En revanche, une mesure « dans la tolérance » ne garantit pas un fonctionnement correct. Des techniciens rapportent régulièrement que sur des moteurs de pompes, de climatiseurs ou des volets roulants, le condensateur teste « bon » en µF mais l’appareil démarre mal ou redémarre en boucle. Le défaut n’apparaît qu’en mesurant l’ESR ou en observant le comportement sous charge réelle.

Condensateur de démarrage et condensateur permanent : deux profils de panne

Un condensateur de démarrage intervient quelques secondes au lancement du moteur pour fournir le couple nécessaire. Sa défaillance se traduit par un moteur qui refuse de tourner ou qui grogne au démarrage. Un condensateur permanent reste en circuit en continu et maintient le couple en fonctionnement : sa dégradation provoque une perte de puissance progressive, souvent confondue avec un problème de roulement ou d’arbre.

La distinction compte pour le diagnostic. Un condensateur de démarrage défectueux se repère plus facilement (symptôme franc), alors qu’un condensateur permanent dégradé produit des symptômes insidieux qui miment d’autres pannes.

Comparaison entre un condensateur défectueux gonflé et un condensateur en bon état posés sur mousse antistatique

ESR-mètre et LCR-mètre : quand investir dans un test avancé

Un ESR-mètre mesure la résistance série équivalente du condensateur, souvent en circuit, sans déposer le composant. C’est l’outil qui comble l’angle mort du multimètre classique.

Sur une carte électronique d’alimentation à découpage, la mesure de capacité seule passe à côté de la majorité des défauts liés au vieillissement électrolytique. Un LCR-mètre, plus polyvalent, permet en plus de tester à la fréquence de fonctionnement réelle du circuit, ce qui donne un diagnostic encore plus fiable.

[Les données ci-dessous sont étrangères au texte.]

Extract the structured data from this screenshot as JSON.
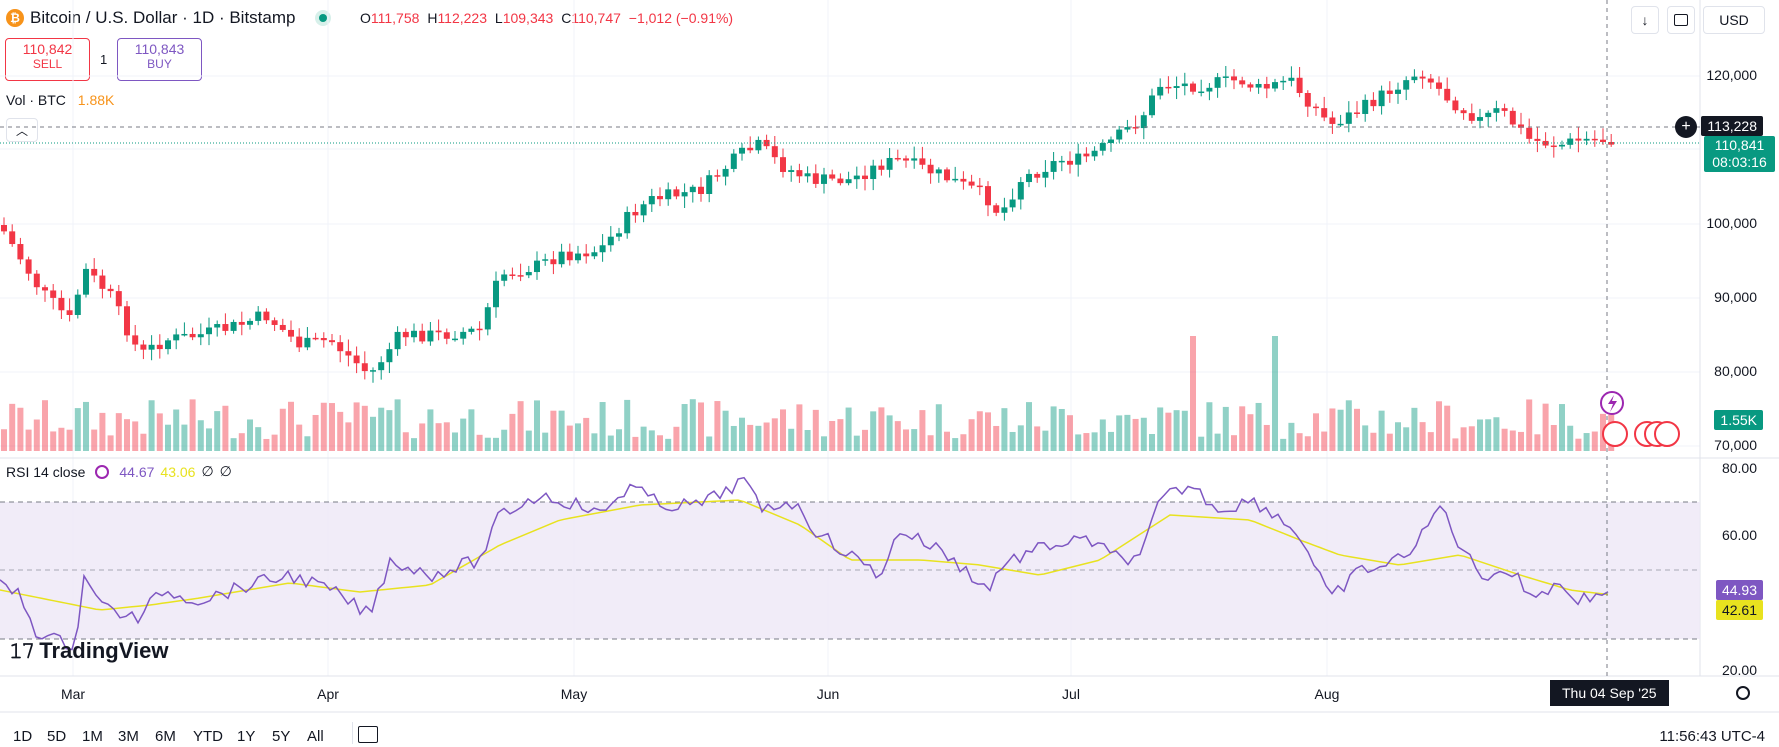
{
  "header": {
    "symbol_title": "Bitcoin / U.S. Dollar · 1D · Bitstamp",
    "ohlc": {
      "o_label": "O",
      "o": "111,758",
      "h_label": "H",
      "h": "112,223",
      "l_label": "L",
      "l": "109,343",
      "c_label": "C",
      "c": "110,747",
      "change": "−1,012 (−0.91%)"
    },
    "sell_price": "110,842",
    "sell_label": "SELL",
    "spread": "1",
    "buy_price": "110,843",
    "buy_label": "BUY",
    "volume_label": "Vol · BTC",
    "volume_value": "1.88K",
    "currency": "USD"
  },
  "price_axis": {
    "ticks": [
      "120,000",
      "100,000",
      "90,000",
      "80,000",
      "70,000"
    ],
    "crosshair_price": "113,228",
    "last_price": "110,841",
    "countdown": "08:03:16",
    "volume_badge": "1.55K"
  },
  "rsi": {
    "label": "RSI 14 close",
    "value1": "44.67",
    "value2": "43.06",
    "na1": "∅",
    "na2": "∅",
    "ticks": [
      "80.00",
      "60.00",
      "20.00"
    ],
    "badge1": "44.93",
    "badge2": "42.61"
  },
  "time_axis": {
    "months": [
      "Mar",
      "Apr",
      "May",
      "Jun",
      "Jul",
      "Aug"
    ],
    "crosshair_date": "Thu 04 Sep '25"
  },
  "bottom_bar": {
    "ranges": [
      "1D",
      "5D",
      "1M",
      "3M",
      "6M",
      "YTD",
      "1Y",
      "5Y",
      "All"
    ],
    "clock": "11:56:43 UTC-4"
  },
  "brand": "TradingView",
  "colors": {
    "up": "#089981",
    "down": "#f23645",
    "rsi": "#7e57c2",
    "rsi_ma": "#e8e21f",
    "band": "#ede7f6"
  }
}
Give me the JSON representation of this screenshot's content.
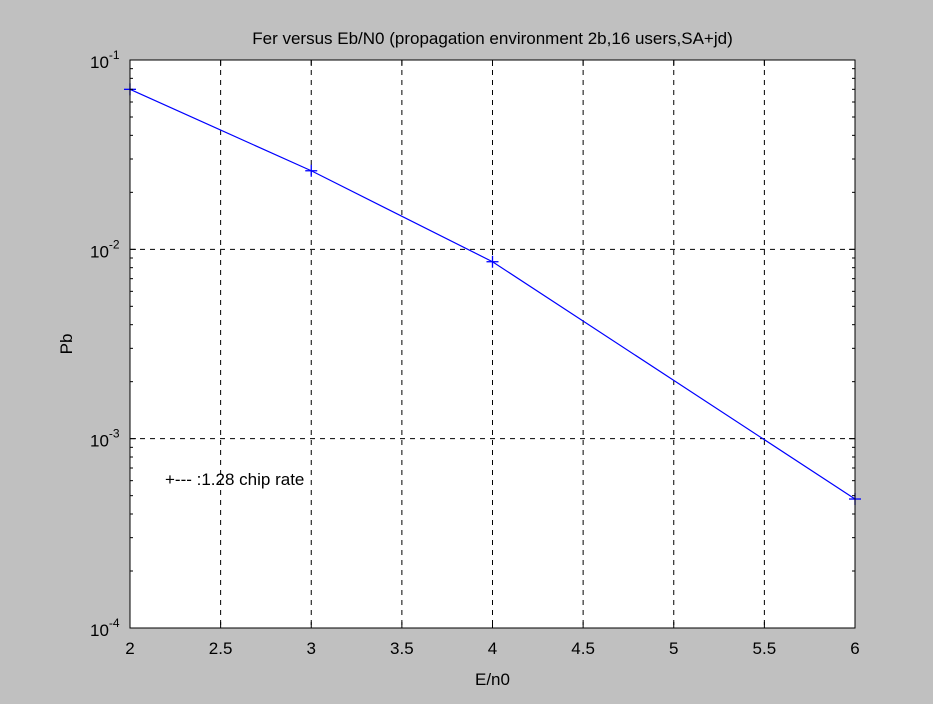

Pour un bricoleur qui teste ponctuellement le condensateur d’un moteur de lave-linge ou d’une pompe, le multimètre avec mode capacimètre suffit dans la plupart des cas. L’ESR-mètre devient pertinent dès qu’on intervient sur des cartes électroniques ou qu’on fait face à des pannes intermittentes inexpliquées par la mesure de capacité.

Inspection visuelle avant toute mesure électrique

Avant de brancher un instrument, examiner le condensateur à l’œil nu fournit déjà des indices. Un renflement du boîtier, une fuite de liquide électrolytique, une trace de brûlure ou un dessus bombé sur un condensateur électrolytique signalent une défaillance sans ambiguïté. Dans ces cas, la mesure confirme le diagnostic mais ne le change pas : le remplacement est acquis.

Sur un condensateur de moteur monophasé (cylindre métallique ou plastique avec deux bornes), des traces de chauffe sur les cosses ou un boîtier fissuré justifient un remplacement immédiat, même si la mesure de capacité semble acceptable.

Le diagnostic d’un condensateur gagne en fiabilité quand on combine trois étapes : inspection visuelle, mesure de capacité et, chaque fois que c’est possible, mesure de l’ESR. Un condensateur qui passe ces trois filtres fonctionne. Un condensateur qui échoue à un seul d’entre eux mérite d’être remplacé, surtout si le coût du composant reste faible comparé au risque de panne sur le moteur ou l’appareil qu’il alimente.